Master of Science in Biomedical Engineering - (M.S.)

Department

Biomedical Engineering

First Advisor

Michael Jaffe

Second Advisor

George Collins

Third Advisor

Treena Livingston Arinzeh

Abstract

Electrospinning of polymeric materials have been experimented to achieve nanoscaled diameters. The approaches to the current study are to combine a natural material such as collagen with synthetic materials and determine if the interactions between the materials can be used in the electrospinning process. Collagen is a material of choice due to its biocompatibility. When collagen is combined with polymer, Polyethylene Oxide (PEG), the fiber diameters ranged from 150nm to one micron. The fibers produced have shown drastic phase separation.
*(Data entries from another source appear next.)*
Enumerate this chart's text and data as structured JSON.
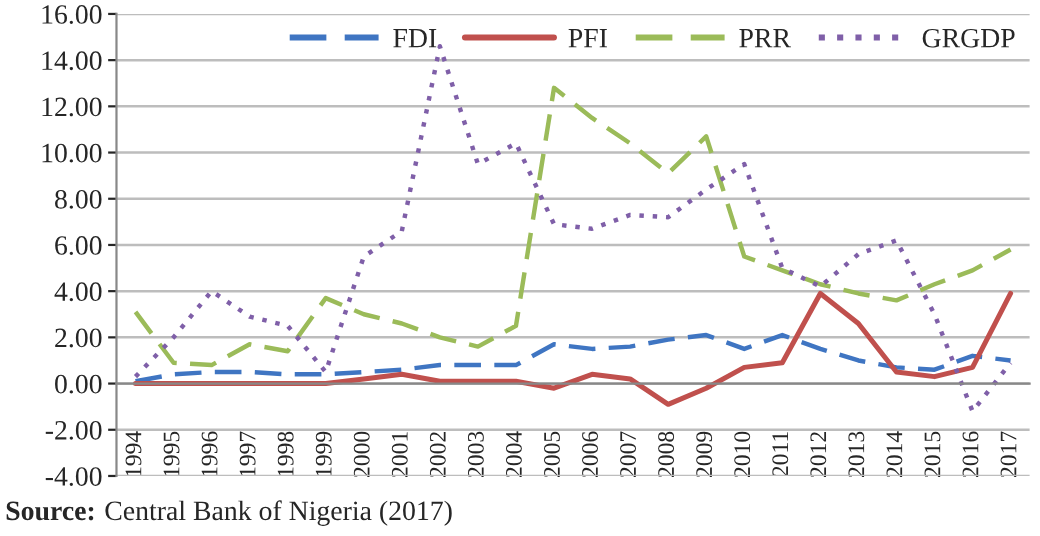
{
  "chart_data": {
    "type": "line",
    "categories": [
      "1994",
      "1995",
      "1996",
      "1997",
      "1998",
      "1999",
      "2000",
      "2001",
      "2002",
      "2003",
      "2004",
      "2005",
      "2006",
      "2007",
      "2008",
      "2009",
      "2010",
      "2011",
      "2012",
      "2013",
      "2014",
      "2015",
      "2016",
      "2017"
    ],
    "series": [
      {
        "name": "FDI",
        "color": "#3f75c2",
        "line_style": "dashed",
        "values": [
          0.1,
          0.4,
          0.5,
          0.5,
          0.4,
          0.4,
          0.5,
          0.6,
          0.8,
          0.8,
          0.8,
          1.7,
          1.5,
          1.6,
          1.9,
          2.1,
          1.5,
          2.1,
          1.5,
          1.0,
          0.7,
          0.6,
          1.2,
          1.0
        ]
      },
      {
        "name": "PFI",
        "color": "#c0504d",
        "line_style": "solid",
        "values": [
          0.0,
          0.0,
          0.0,
          0.0,
          0.0,
          0.0,
          0.2,
          0.4,
          0.1,
          0.1,
          0.1,
          -0.2,
          0.4,
          0.2,
          -0.9,
          -0.2,
          0.7,
          0.9,
          3.9,
          2.6,
          0.5,
          0.3,
          0.7,
          3.9
        ]
      },
      {
        "name": "PRR",
        "color": "#9bbb59",
        "line_style": "dashed",
        "values": [
          3.1,
          0.9,
          0.8,
          1.7,
          1.4,
          3.7,
          3.0,
          2.6,
          2.0,
          1.6,
          2.5,
          12.8,
          11.5,
          10.4,
          9.1,
          10.7,
          5.5,
          4.9,
          4.3,
          3.9,
          3.6,
          4.3,
          4.9,
          5.8
        ]
      },
      {
        "name": "GRGDP",
        "color": "#7f5fa8",
        "line_style": "dotted",
        "values": [
          0.3,
          2.0,
          4.0,
          2.9,
          2.5,
          0.5,
          5.5,
          6.6,
          14.6,
          9.5,
          10.4,
          6.9,
          6.7,
          7.3,
          7.2,
          8.4,
          9.5,
          5.0,
          4.2,
          5.6,
          6.2,
          3.0,
          -1.2,
          0.9
        ]
      }
    ],
    "ylim": [
      -4,
      16
    ],
    "yticks": [
      {
        "value": -4,
        "label": "-4.00"
      },
      {
        "value": -2,
        "label": "-2.00"
      },
      {
        "value": 0,
        "label": "0.00"
      },
      {
        "value": 2,
        "label": "2.00"
      },
      {
        "value": 4,
        "label": "4.00"
      },
      {
        "value": 6,
        "label": "6.00"
      },
      {
        "value": 8,
        "label": "8.00"
      },
      {
        "value": 10,
        "label": "10.00"
      },
      {
        "value": 12,
        "label": "12.00"
      },
      {
        "value": 14,
        "label": "14.00"
      },
      {
        "value": 16,
        "label": "16.00"
      }
    ],
    "grid": "y",
    "legend": "top right",
    "marker": "none",
    "annotations": [
      "Source: Central Bank of Nigeria (2017)"
    ]
  }
}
The next study involved using a duel solvent system to electrospin fibers. The polymer of choice is Poly (1-lactic acid) (PLLA) combining with collagen. This approach has given fibers with diameter ranging from 650nm to over a micron. This method of electrospinning is the least successful due to the poor solvent miscibility and evaporation. The third approach to electrospin PLLA with collagen is through the use of a single solvent Trifluoroacetic acid (TFA). This is a common solvent for collagen and PLLA and it is very volatile. The diameter of fibers produced through this process is around 350nm to 500nm. This method showed the most promise in producing excellent fiber mats. When thermal analyses are performed the results indicated rapid densification and reorientation of PLLA. This is determined to be interactions that are occurring between collagen and PLLA resulting in rapid enthalpic recovery of PLLA.